The problem asks me to define $\ker f$. Next, it says that given
$(\dim_K\ker f)^2 + (\dim_K\operatorname{im} f)^2 = (\dim_K X)^2$ and $\dim_K\ker f \neq 0$
I must show that $\dim_K\operatorname{im} f = 0$
Any ideas?
By the Rank-Nullility Theorem: $$\dim_K \ker f + \dim_K \operatorname{im} f = \dim_K X\tag{1}$$ Now $$(\dim_K\ker f)^2 + (\dim_K\operatorname{im} f)^2 = (\dim_K X)^2\tag{2}$$ and $\dim_K\ker f \neq 0$. Leting $\dim_K \ker f=a$, $\dim_K \operatorname{im} f =b$, and $\dim_K X=c$, for some $a$, $b$, $c\in\Bbb{Z}_{\ge0}$then by $(1)$, $$a+b=c\tag{3}$$ But by $(2)$, $$a^2+b^2=c^2\tag{4}$$
The question then is: is $(4)$ possible in light of $(3)$ with $b\neq0$.

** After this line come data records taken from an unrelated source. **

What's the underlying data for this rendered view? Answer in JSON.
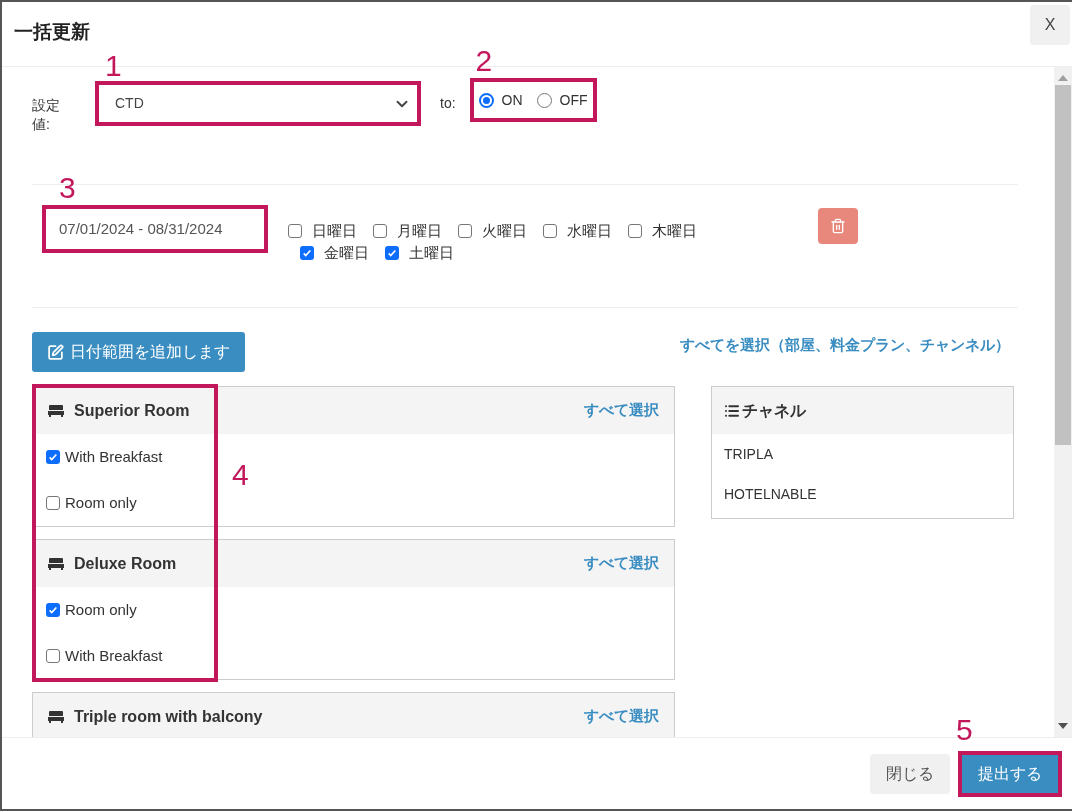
{
  "dialog": {
    "title": "一括更新",
    "close_label": "X"
  },
  "setting": {
    "label": "設定値:",
    "value": "CTD",
    "to_label": "to:",
    "options": [
      {
        "label": "ON",
        "selected": true
      },
      {
        "label": "OFF",
        "selected": false
      }
    ]
  },
  "date_ranges": [
    {
      "range": "07/01/2024 - 08/31/2024",
      "weekdays": [
        {
          "label": "日曜日",
          "checked": false
        },
        {
          "label": "月曜日",
          "checked": false
        },
        {
          "label": "火曜日",
          "checked": false
        },
        {
          "label": "水曜日",
          "checked": false
        },
        {
          "label": "木曜日",
          "checked": false
        },
        {
          "label": "金曜日",
          "checked": true
        },
        {
          "label": "土曜日",
          "checked": true
        }
      ]
    }
  ],
  "add_date_range_label": "日付範囲を追加します",
  "select_all_label": "すべてを選択（部屋、料金プラン、チャンネル）",
  "rooms": [
    {
      "name": "Superior Room",
      "select_all": "すべて選択",
      "plans": [
        {
          "label": "With Breakfast",
          "checked": true
        },
        {
          "label": "Room only",
          "checked": false
        }
      ]
    },
    {
      "name": "Deluxe Room",
      "select_all": "すべて選択",
      "plans": [
        {
          "label": "Room only",
          "checked": true
        },
        {
          "label": "With Breakfast",
          "checked": false
        }
      ]
    },
    {
      "name": "Triple room with balcony",
      "select_all": "すべて選択"
    }
  ],
  "channels": {
    "title": "チャネル",
    "items": [
      "TRIPLA",
      "HOTELNABLE"
    ]
  },
  "footer": {
    "buttons": [
      {
        "label": "閉じる",
        "kind": "secondary"
      },
      {
        "label": "提出する",
        "kind": "primary"
      }
    ]
  },
  "annotations": [
    {
      "label": "1"
    },
    {
      "label": "2"
    },
    {
      "label": "3"
    },
    {
      "label": "4"
    },
    {
      "label": "5"
    }
  ]
}
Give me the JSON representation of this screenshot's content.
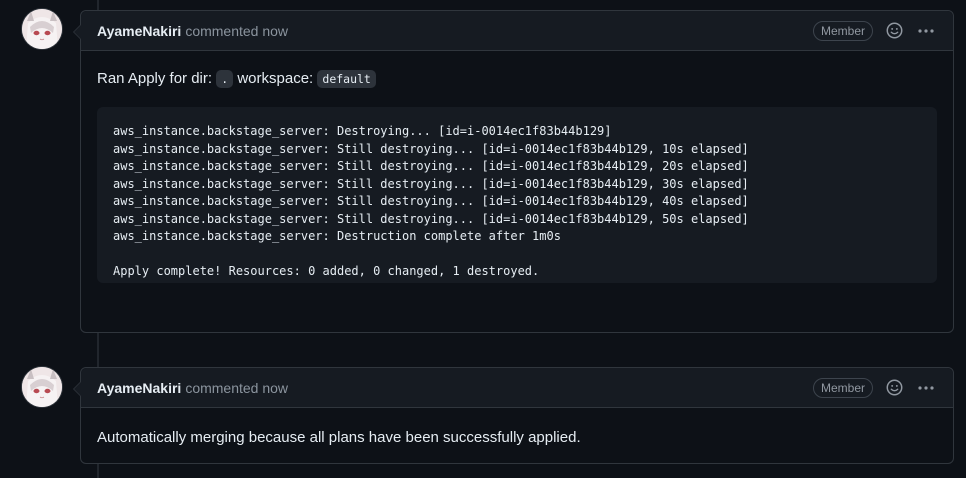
{
  "comments": [
    {
      "author": "AyameNakiri",
      "meta": "commented now",
      "badge": "Member",
      "body_prefix": "Ran Apply for dir:",
      "dir": ".",
      "body_mid": "workspace:",
      "workspace": "default",
      "output_lines": [
        "aws_instance.backstage_server: Destroying... [id=i-0014ec1f83b44b129]",
        "aws_instance.backstage_server: Still destroying... [id=i-0014ec1f83b44b129, 10s elapsed]",
        "aws_instance.backstage_server: Still destroying... [id=i-0014ec1f83b44b129, 20s elapsed]",
        "aws_instance.backstage_server: Still destroying... [id=i-0014ec1f83b44b129, 30s elapsed]",
        "aws_instance.backstage_server: Still destroying... [id=i-0014ec1f83b44b129, 40s elapsed]",
        "aws_instance.backstage_server: Still destroying... [id=i-0014ec1f83b44b129, 50s elapsed]",
        "aws_instance.backstage_server: Destruction complete after 1m0s",
        "",
        "Apply complete! Resources: 0 added, 0 changed, 1 destroyed."
      ]
    },
    {
      "author": "AyameNakiri",
      "meta": "commented now",
      "badge": "Member",
      "body": "Automatically merging because all plans have been successfully applied."
    }
  ],
  "icons": {
    "reaction": "smiley-icon",
    "more": "kebab-horizontal-icon"
  },
  "colors": {
    "background": "#0d1117",
    "header": "#161b22",
    "border": "#30363d",
    "muted_text": "#8b949e",
    "text": "#e6edf3"
  }
}
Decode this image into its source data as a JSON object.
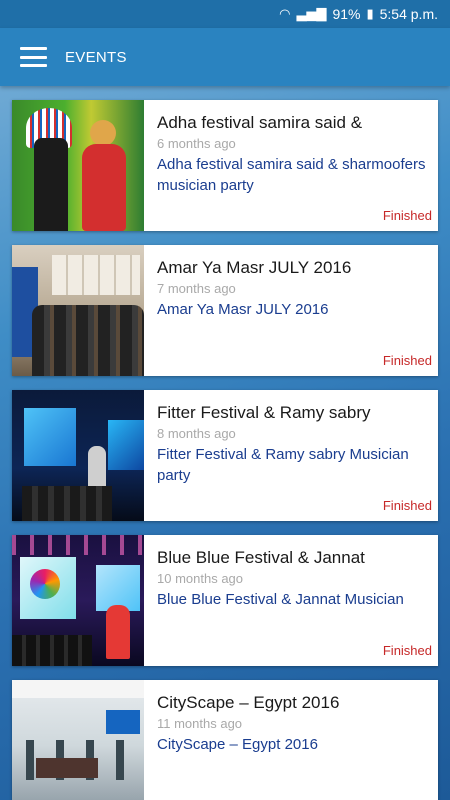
{
  "status_bar": {
    "signal_icons": "wifi-icon signal-icon",
    "battery": "91%",
    "time": "5:54 p.m."
  },
  "app_bar": {
    "title": "EVENTS"
  },
  "colors": {
    "status_bar": "#1f6fa8",
    "app_bar": "#2a83c0",
    "status_finished": "#c62828",
    "description": "#1a3d8f"
  },
  "events": [
    {
      "title": "Adha festival samira said &",
      "time_ago": "6 months ago",
      "description": "Adha festival samira said & sharmoofers musician party",
      "status": "Finished"
    },
    {
      "title": "Amar Ya Masr JULY 2016",
      "time_ago": "7 months ago",
      "description": "Amar Ya Masr JULY 2016",
      "status": "Finished"
    },
    {
      "title": "Fitter Festival & Ramy sabry",
      "time_ago": "8 months ago",
      "description": "Fitter Festival & Ramy sabry Musician party",
      "status": "Finished"
    },
    {
      "title": "Blue Blue Festival & Jannat",
      "time_ago": "10 months ago",
      "description": "Blue Blue Festival & Jannat Musician",
      "status": "Finished"
    },
    {
      "title": "CityScape – Egypt 2016",
      "time_ago": "11 months ago",
      "description": "CityScape – Egypt 2016",
      "status": ""
    }
  ]
}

By $(3)$ you get $$a^2=c^2-2bc+b^2\tag{5}$$ By $(4)$ you get $$a^2=c^2-b^2\tag{6}$$ So by $(5)$ and $(6)$ $$c^2-2bc+b^2=c^2-b^2\implies b^2=bc$$ or $b=c$, which is impossible by $(3)$ as $\dim_K\ker f =a>0$, and so we must have $\dim_K \operatorname{im} f=b=0$ as required.